The river is expected to fall below flood stage, which is about 13 feet, the early part of next week.

A faulty gauge at the Cutler Moore Bridge was the reason county officials were receiving and disseminating inaccurate data about the Lumber River’s water level, said Shelton Hill, Robeson County section chief for Risk Management. The faulty readings, used by the National Oceanic and Atmospheric Administration and the weather servie, helped fuel rumors about dams and levees breaking and fueling massive flooding.

Hill was at the county Emergency Operations Center during the storm and resulting flooding. He relayed the most accurate and up-to-date information he could to civic leaders, the news media and the public.

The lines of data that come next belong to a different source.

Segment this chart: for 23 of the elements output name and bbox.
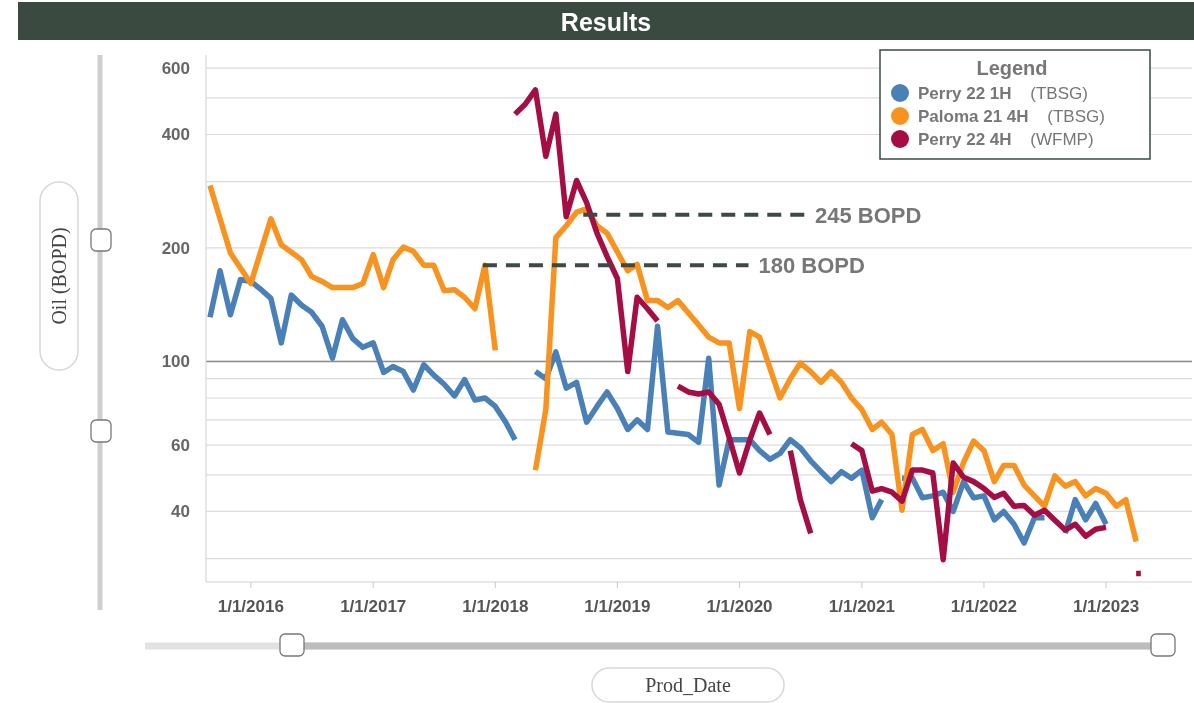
y-tick-label: 60 (171, 436, 190, 456)
legend-label: Perry 22 4H (WFMP) (918, 130, 1094, 149)
chart-title: Results (560, 8, 652, 36)
legend-label: Perry 22 1H (TBSG) (918, 84, 1088, 103)
x-tick-label: 1/1/2017 (340, 597, 407, 616)
legend-label: Paloma 21 4H (TBSG) (918, 107, 1105, 126)
x-tick-label: 1/1/2019 (584, 597, 651, 616)
y-tick-label: 100 (161, 352, 190, 372)
annotation: 180 BOPD (758, 253, 865, 279)
x-tick-label: 1/1/2022 (950, 597, 1018, 616)
y-tick-label: 200 (161, 238, 190, 258)
x-tick-label: 1/1/2023 (1072, 597, 1140, 616)
y-tick-label: 600 (161, 59, 190, 79)
y-axis-title: Oil (BOPD) (48, 227, 71, 325)
x-tick-label: 1/1/2018 (462, 597, 529, 616)
y-tick-label: 40 (171, 502, 190, 522)
x-tick-label: 1/1/2016 (217, 597, 284, 616)
y-tick-label: 400 (161, 125, 190, 145)
x-axis-title: Prod_Date (645, 674, 731, 696)
x-tick-label: 1/1/2021 (828, 597, 895, 616)
annotation: 245 BOPD (815, 202, 922, 228)
x-tick-label: 1/1/2020 (706, 597, 773, 616)
legend-title: Legend (976, 57, 1048, 79)
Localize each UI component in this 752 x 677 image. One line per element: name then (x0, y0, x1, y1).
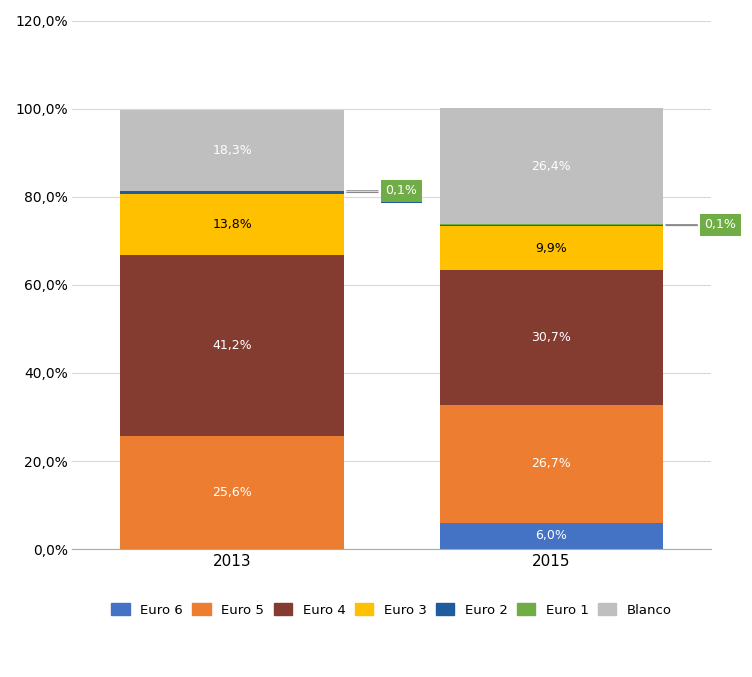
Text: 26,4%: 26,4% (532, 160, 572, 173)
Text: 0,3%: 0,3% (666, 219, 736, 232)
Text: 13,8%: 13,8% (212, 218, 252, 231)
Legend: Euro 6, Euro 5, Euro 4, Euro 3, Euro 2, Euro 1, Blanco: Euro 6, Euro 5, Euro 4, Euro 3, Euro 2, … (106, 598, 678, 622)
Text: 41,2%: 41,2% (212, 339, 252, 352)
Text: 0,1%: 0,1% (347, 184, 417, 197)
Text: 25,6%: 25,6% (212, 486, 252, 499)
Bar (120, 110, 344, 190)
Bar (120, 194, 344, 255)
Bar (440, 270, 663, 405)
Bar (440, 226, 663, 270)
Bar (120, 437, 344, 549)
Bar (120, 255, 344, 437)
Text: 26,7%: 26,7% (532, 458, 572, 471)
Text: 0,7%: 0,7% (347, 186, 417, 199)
Text: 30,7%: 30,7% (532, 331, 572, 344)
Bar (440, 108, 663, 225)
Text: 18,3%: 18,3% (212, 144, 252, 157)
Text: 0,1%: 0,1% (666, 218, 736, 231)
Bar (440, 225, 663, 226)
Bar (440, 523, 663, 549)
Text: 6,0%: 6,0% (535, 529, 567, 542)
Text: 9,9%: 9,9% (535, 242, 567, 255)
Bar (120, 191, 344, 194)
Bar (440, 405, 663, 523)
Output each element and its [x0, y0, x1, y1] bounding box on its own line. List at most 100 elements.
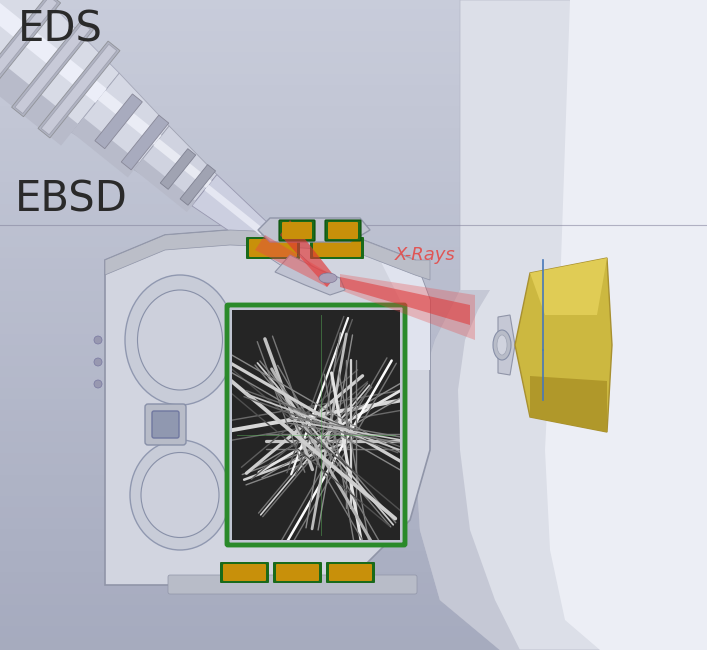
Bar [0, 584, 707, 596]
FancyBboxPatch shape [145, 404, 186, 445]
Ellipse shape [497, 335, 507, 355]
Bar [0, 96, 707, 109]
Polygon shape [95, 94, 142, 149]
Circle shape [94, 358, 102, 366]
Bar [0, 0, 707, 11]
Ellipse shape [303, 268, 316, 282]
Polygon shape [134, 126, 217, 206]
Bar [0, 551, 707, 564]
FancyBboxPatch shape [310, 237, 364, 259]
FancyBboxPatch shape [223, 564, 266, 581]
Bar [0, 21, 707, 32]
FancyBboxPatch shape [279, 220, 315, 241]
Bar [0, 627, 707, 639]
Bar [0, 194, 707, 206]
Bar [0, 638, 707, 650]
Polygon shape [105, 230, 430, 280]
Polygon shape [530, 258, 607, 315]
FancyBboxPatch shape [246, 237, 300, 259]
Bar [0, 443, 707, 455]
Bar [0, 335, 707, 346]
Bar [0, 454, 707, 466]
Bar [0, 346, 707, 358]
Polygon shape [180, 164, 216, 205]
Circle shape [94, 380, 102, 388]
Circle shape [94, 336, 102, 344]
Bar [0, 259, 707, 271]
FancyBboxPatch shape [168, 575, 417, 594]
Polygon shape [38, 41, 120, 138]
Bar [0, 183, 707, 195]
FancyBboxPatch shape [220, 562, 269, 583]
Polygon shape [153, 138, 212, 188]
Bar [0, 75, 707, 86]
Bar [0, 172, 707, 184]
FancyBboxPatch shape [282, 222, 312, 239]
Bar [0, 161, 707, 174]
Polygon shape [71, 118, 140, 177]
Bar [0, 313, 707, 325]
Bar [0, 421, 707, 434]
Bar [0, 378, 707, 390]
Bar [0, 302, 707, 314]
Polygon shape [252, 224, 315, 281]
Bar [0, 205, 707, 216]
Polygon shape [15, 23, 90, 114]
FancyBboxPatch shape [328, 222, 358, 239]
Ellipse shape [130, 440, 230, 550]
Polygon shape [258, 218, 370, 242]
FancyBboxPatch shape [329, 564, 372, 581]
Ellipse shape [141, 452, 219, 538]
Text: EDS: EDS [18, 9, 103, 51]
Polygon shape [275, 255, 345, 295]
Polygon shape [415, 290, 520, 650]
Bar [0, 140, 707, 151]
Ellipse shape [125, 275, 235, 405]
Polygon shape [98, 90, 161, 145]
Ellipse shape [319, 273, 337, 283]
Bar [0, 432, 707, 444]
Bar [0, 400, 707, 411]
Polygon shape [122, 115, 169, 170]
Polygon shape [0, 0, 61, 90]
Polygon shape [0, 0, 57, 87]
Polygon shape [0, 0, 119, 133]
Polygon shape [340, 274, 475, 340]
FancyBboxPatch shape [249, 239, 297, 257]
Bar [0, 270, 707, 281]
Polygon shape [105, 230, 430, 585]
Bar [0, 367, 707, 379]
Bar [0, 64, 707, 76]
Bar [0, 476, 707, 488]
Polygon shape [227, 305, 405, 545]
Bar [0, 129, 707, 141]
Polygon shape [71, 73, 169, 170]
Bar [0, 107, 707, 119]
Bar [0, 519, 707, 531]
Polygon shape [160, 149, 196, 189]
Polygon shape [11, 20, 93, 117]
Bar [0, 237, 707, 249]
Polygon shape [134, 159, 196, 212]
Polygon shape [515, 258, 612, 432]
Bar [0, 86, 707, 97]
Bar [0, 10, 707, 21]
Polygon shape [530, 376, 607, 432]
Bar [0, 151, 707, 162]
Bar [0, 291, 707, 304]
Text: EBSD: EBSD [15, 179, 128, 221]
Polygon shape [41, 44, 117, 135]
Ellipse shape [137, 290, 223, 390]
Bar [0, 356, 707, 369]
Bar [0, 42, 707, 54]
FancyBboxPatch shape [276, 564, 319, 581]
FancyBboxPatch shape [325, 220, 361, 241]
Bar [0, 573, 707, 585]
Polygon shape [545, 0, 707, 650]
Bar [0, 465, 707, 476]
Polygon shape [255, 235, 335, 287]
Bar [0, 595, 707, 606]
Bar [0, 226, 707, 239]
Bar [0, 324, 707, 336]
Polygon shape [280, 220, 335, 287]
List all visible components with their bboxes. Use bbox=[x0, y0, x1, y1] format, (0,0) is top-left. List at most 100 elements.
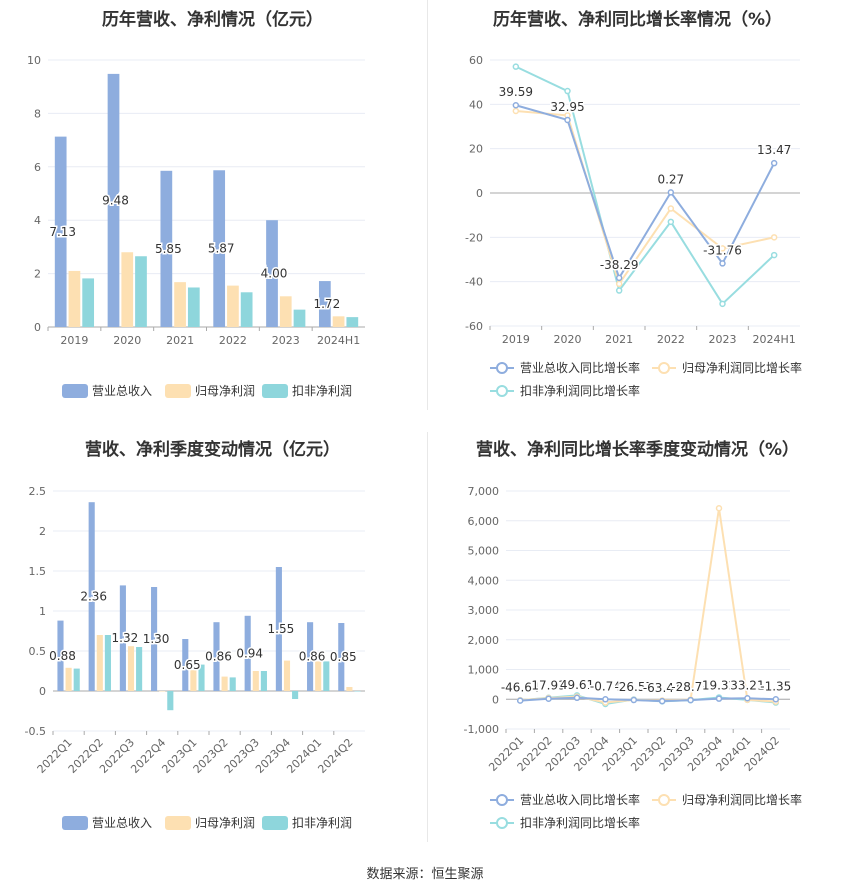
series-line bbox=[520, 696, 776, 703]
y-tick-label: 2 bbox=[34, 268, 41, 281]
legend-swatch bbox=[262, 384, 288, 398]
chart-title: 历年营收、净利情况（亿元） bbox=[102, 10, 323, 30]
bar-netprofit bbox=[279, 296, 292, 327]
bar-deducted bbox=[187, 287, 200, 327]
series-point bbox=[615, 280, 623, 288]
data-label: 0.65 bbox=[174, 658, 201, 672]
series-point bbox=[719, 300, 726, 308]
y-tick-label: 0 bbox=[39, 685, 46, 698]
legend-label: 归母净利润同比增长率 bbox=[682, 792, 802, 807]
bar-deducted bbox=[354, 691, 361, 692]
y-tick-label: 3,000 bbox=[468, 604, 500, 617]
y-tick-label: 6,000 bbox=[468, 515, 500, 528]
series-line bbox=[515, 65, 775, 306]
x-tick-label: 2019 bbox=[502, 333, 530, 346]
series-point bbox=[630, 696, 638, 704]
series-point bbox=[719, 260, 726, 267]
legend-label: 扣非净利润同比增长率 bbox=[520, 815, 640, 830]
series-point bbox=[615, 274, 623, 282]
x-tick-label: 2020 bbox=[113, 334, 141, 347]
y-tick-label: 2 bbox=[39, 525, 46, 538]
y-tick-label: 1,000 bbox=[468, 664, 500, 677]
y-tick-label: 0 bbox=[476, 187, 483, 200]
annual-revenue-profit-chart: 历年营收、净利情况（亿元） bbox=[0, 0, 425, 420]
x-tick-label: 2023 bbox=[272, 334, 300, 347]
legend-label: 扣非净利润 bbox=[292, 816, 352, 830]
bar-revenue bbox=[307, 622, 314, 691]
series-point bbox=[512, 63, 520, 70]
series-point bbox=[770, 159, 778, 167]
bar-revenue bbox=[160, 170, 173, 327]
legend-swatch bbox=[62, 816, 88, 830]
y-tick-label: 4 bbox=[34, 214, 41, 227]
series-point bbox=[715, 695, 723, 702]
y-tick-label: 8 bbox=[34, 107, 41, 120]
series-point bbox=[772, 696, 780, 703]
bar-revenue bbox=[338, 623, 345, 691]
data-label: -38.29 bbox=[600, 258, 639, 272]
legend-swatch-marker bbox=[496, 362, 508, 374]
data-label: -28.74 bbox=[671, 680, 710, 694]
data-label: 0.86 bbox=[205, 650, 232, 664]
legend-label: 营业总收入同比增长率 bbox=[520, 792, 640, 807]
y-tick-label: 2,000 bbox=[468, 634, 500, 647]
bar-deducted bbox=[346, 317, 359, 327]
data-label: -0.74 bbox=[590, 679, 621, 693]
legend-swatch-marker bbox=[496, 385, 508, 397]
legend-label: 营业总收入同比增长率 bbox=[520, 360, 640, 375]
bar-deducted bbox=[136, 647, 143, 691]
data-label: 7.13 bbox=[49, 225, 76, 239]
series-point bbox=[615, 287, 623, 294]
legend-swatch bbox=[165, 816, 191, 830]
data-label: 1.30 bbox=[143, 632, 170, 646]
data-label: 0.94 bbox=[236, 646, 263, 660]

The Emergency Operations Center shut down at noon on Monday.

County officials do believe that Hurricane Florence’s flooding will set a record, Hill said. When final, correct, river level information is collected it is believed that the Lumber River will have crested at between 25.3 and 25.5 feet. The river crested at 24.3 feet in October 2016 during Hurricane Matthew.

Rainfall throughout the county varied, Hill said. Some areas received as much as 22 inches of rain and other areas received about 16 inches.